Un jour, un soir plutôt, où nous étions comme d’habitude posés les pieds sous la table, tu t’étais mise à pleurer. Pourquoi ? C’était la fête des Mères, et personne n’avait pensé à te la souhaiter, sans même parler d’un cadeau… Rien n’effacera jamais l’invisible raclée de tes pleurs silencieux ce soir-là.
Mais alors pourquoi bougre en parler ainsi ? Parce qu’aux sentiments les plus hauts, les mots les plus simples.
Dans l’insomnie, la figure de la mère revient et les douleurs du souvenir se mêlent à celle immédiate d’une rupture violente, à l’origine du départ pour une Écosse des commencements, espérée apaisante. Autre abîme, une Ginger, avenante jolie rousse rencontrée dans le train. Œil qui frise. Promesse d’extase. Damn it ! le boy-friend débarque sur ces entrefaites…
… sublime et étrange jeune-femme rousse. Qu’a-t-il bien pu se passer dans ta tête ? Ou bien est-ce moi qui n’ai toujours rien compris aux femmes ?
Mère, conjointe, rencontre. Recherche contrariée d’une épiphanie.
De la rivière à l’orage
Couvercle de lavabo, interrupteur, boîte en fer blanc, super-glue, plasticité du bacon and eggs, goéland voleur de chips, touriste à la peau couleur d’écrevisse. Tout concoure à nous donner une idée topologiquement précise des lieux traversés, du compartiment de train exigüe à la lande couverte de bruyères.
Les descriptions sont celles d’un peintre. La langue magnifique de Jérôme Magnier-Moreno est précise, nous emmène le long de la rivière Traligill de l’enfance pêcheuse. L’éclair d’une truite foudroyante, vivant galet souple camouflé parmi les galets durs ; l’eau soyeuse au creux de la main.
Plus haut dans la montagne, le lac sans nom surgira à fleur de lande, ellipse luminescente, turquoise et bombée comme un œil de chat vu de profil.
Luminescente est aussi la peinture, aux accents de burgs d’Hugo psychédéliques. Les couleurs des coléoptères levés par la marche à travers les herbes s’y ébattent : émeraude, rubis et lapis-lazuli.
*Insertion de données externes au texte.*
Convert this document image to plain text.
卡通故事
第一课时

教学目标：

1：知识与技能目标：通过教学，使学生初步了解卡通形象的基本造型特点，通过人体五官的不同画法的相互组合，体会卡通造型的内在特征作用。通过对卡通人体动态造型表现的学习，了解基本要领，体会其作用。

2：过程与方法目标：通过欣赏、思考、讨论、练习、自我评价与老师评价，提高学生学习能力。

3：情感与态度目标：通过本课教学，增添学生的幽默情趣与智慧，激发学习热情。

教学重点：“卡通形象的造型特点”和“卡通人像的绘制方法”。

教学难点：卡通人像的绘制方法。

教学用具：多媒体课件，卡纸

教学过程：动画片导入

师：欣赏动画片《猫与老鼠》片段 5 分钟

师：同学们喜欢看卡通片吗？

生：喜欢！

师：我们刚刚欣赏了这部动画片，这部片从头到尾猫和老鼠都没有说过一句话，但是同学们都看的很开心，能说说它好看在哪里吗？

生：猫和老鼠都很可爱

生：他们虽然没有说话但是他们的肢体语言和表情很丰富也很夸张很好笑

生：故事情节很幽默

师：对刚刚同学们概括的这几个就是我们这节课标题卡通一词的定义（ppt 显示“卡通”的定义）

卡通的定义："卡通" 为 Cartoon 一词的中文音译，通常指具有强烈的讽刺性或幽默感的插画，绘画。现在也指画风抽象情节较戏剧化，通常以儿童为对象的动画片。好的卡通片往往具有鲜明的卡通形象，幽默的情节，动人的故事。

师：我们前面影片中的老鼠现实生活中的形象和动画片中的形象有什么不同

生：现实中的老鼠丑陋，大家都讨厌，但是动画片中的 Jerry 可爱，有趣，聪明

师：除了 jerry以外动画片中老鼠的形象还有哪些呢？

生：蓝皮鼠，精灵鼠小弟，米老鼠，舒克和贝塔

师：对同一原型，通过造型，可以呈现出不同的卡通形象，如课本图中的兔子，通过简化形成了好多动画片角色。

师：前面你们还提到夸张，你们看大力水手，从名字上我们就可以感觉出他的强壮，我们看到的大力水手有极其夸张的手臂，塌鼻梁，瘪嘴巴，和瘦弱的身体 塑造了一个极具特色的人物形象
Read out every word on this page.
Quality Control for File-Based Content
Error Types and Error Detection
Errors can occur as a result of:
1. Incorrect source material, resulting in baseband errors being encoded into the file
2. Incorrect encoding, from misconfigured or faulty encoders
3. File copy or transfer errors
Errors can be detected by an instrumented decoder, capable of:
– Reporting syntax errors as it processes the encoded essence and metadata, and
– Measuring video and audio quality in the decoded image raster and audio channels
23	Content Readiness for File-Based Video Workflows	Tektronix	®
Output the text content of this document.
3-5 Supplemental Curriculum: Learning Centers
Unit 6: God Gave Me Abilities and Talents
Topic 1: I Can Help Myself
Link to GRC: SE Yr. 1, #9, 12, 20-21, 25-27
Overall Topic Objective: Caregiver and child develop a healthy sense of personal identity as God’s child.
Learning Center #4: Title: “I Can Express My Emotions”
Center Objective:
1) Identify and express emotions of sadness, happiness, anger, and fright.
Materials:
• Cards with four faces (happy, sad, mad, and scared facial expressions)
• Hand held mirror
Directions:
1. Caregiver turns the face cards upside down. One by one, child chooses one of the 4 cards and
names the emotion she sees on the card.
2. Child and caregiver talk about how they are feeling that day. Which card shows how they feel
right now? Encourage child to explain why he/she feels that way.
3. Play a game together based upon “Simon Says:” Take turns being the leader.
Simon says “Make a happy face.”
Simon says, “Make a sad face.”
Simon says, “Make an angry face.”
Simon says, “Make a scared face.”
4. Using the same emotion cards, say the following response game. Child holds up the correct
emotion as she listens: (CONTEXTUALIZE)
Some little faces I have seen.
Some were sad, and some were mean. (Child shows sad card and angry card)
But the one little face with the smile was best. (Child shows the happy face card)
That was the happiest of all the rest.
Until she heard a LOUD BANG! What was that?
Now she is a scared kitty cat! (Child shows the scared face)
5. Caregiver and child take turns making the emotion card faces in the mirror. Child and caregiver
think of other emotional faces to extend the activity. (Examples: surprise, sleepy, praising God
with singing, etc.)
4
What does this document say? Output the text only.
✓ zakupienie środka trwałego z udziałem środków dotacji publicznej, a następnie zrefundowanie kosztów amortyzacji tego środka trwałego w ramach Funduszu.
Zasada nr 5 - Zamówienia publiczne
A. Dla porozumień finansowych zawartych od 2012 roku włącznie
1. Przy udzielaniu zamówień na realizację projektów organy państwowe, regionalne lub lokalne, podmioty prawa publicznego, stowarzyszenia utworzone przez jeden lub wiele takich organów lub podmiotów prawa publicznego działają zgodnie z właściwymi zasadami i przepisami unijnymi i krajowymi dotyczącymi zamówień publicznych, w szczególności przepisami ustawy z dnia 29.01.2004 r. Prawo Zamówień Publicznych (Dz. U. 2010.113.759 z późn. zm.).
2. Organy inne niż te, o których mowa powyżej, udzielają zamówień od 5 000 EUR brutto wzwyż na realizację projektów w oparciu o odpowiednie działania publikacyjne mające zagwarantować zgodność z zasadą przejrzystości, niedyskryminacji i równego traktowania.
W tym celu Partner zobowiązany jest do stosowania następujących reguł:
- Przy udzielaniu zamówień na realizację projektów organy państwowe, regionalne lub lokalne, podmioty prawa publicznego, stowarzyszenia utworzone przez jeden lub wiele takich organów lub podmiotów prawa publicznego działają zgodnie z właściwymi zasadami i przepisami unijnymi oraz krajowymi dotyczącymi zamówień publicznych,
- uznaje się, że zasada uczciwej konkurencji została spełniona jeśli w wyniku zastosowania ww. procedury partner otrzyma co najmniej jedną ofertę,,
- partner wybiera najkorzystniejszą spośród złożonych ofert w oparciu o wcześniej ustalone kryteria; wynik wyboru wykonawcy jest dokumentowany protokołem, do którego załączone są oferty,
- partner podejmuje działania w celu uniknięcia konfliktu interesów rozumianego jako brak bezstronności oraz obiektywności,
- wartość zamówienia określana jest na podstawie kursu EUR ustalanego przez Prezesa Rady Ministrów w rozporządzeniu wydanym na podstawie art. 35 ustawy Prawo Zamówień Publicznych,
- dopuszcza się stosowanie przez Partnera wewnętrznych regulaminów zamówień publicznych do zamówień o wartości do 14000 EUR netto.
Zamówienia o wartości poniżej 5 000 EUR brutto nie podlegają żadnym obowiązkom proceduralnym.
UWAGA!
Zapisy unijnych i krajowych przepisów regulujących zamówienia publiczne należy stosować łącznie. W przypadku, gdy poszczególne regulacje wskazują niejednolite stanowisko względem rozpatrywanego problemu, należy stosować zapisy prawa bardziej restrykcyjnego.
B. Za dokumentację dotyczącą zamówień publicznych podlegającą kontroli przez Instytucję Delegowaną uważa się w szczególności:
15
Aventure dans un pays où la tourbe vaseuse a vite fait de vous absorber, dans lequel la mort croisée n’est pas folklorique, dont le mauvais temps est la plupart du temps celui auquel vous avez affaire… Quand on oublie la prudence, qu’on se perd réellement, l’alarme de la survie peut remplacer très rapidement l’ivresse d’une randonnée. Catharsis entrevue, l’incursion dans les Highlands aura manqué de finir en « Grand voyage ».
Les émotions ressenties par l’auteur, visuelles, auditives, olfactives, les surgissements mémoriels au goût de chocolat fondu, les émois d’intuition ou de lucidité terrifiante rassemblés ici n’auront duré que deux jours, du départ de Paris à Inchnadamph, nord Écosse. Cette fois-là, Jérôme Magnier-Moreno n’aura pas réussi à rejoindre le lac sans nom.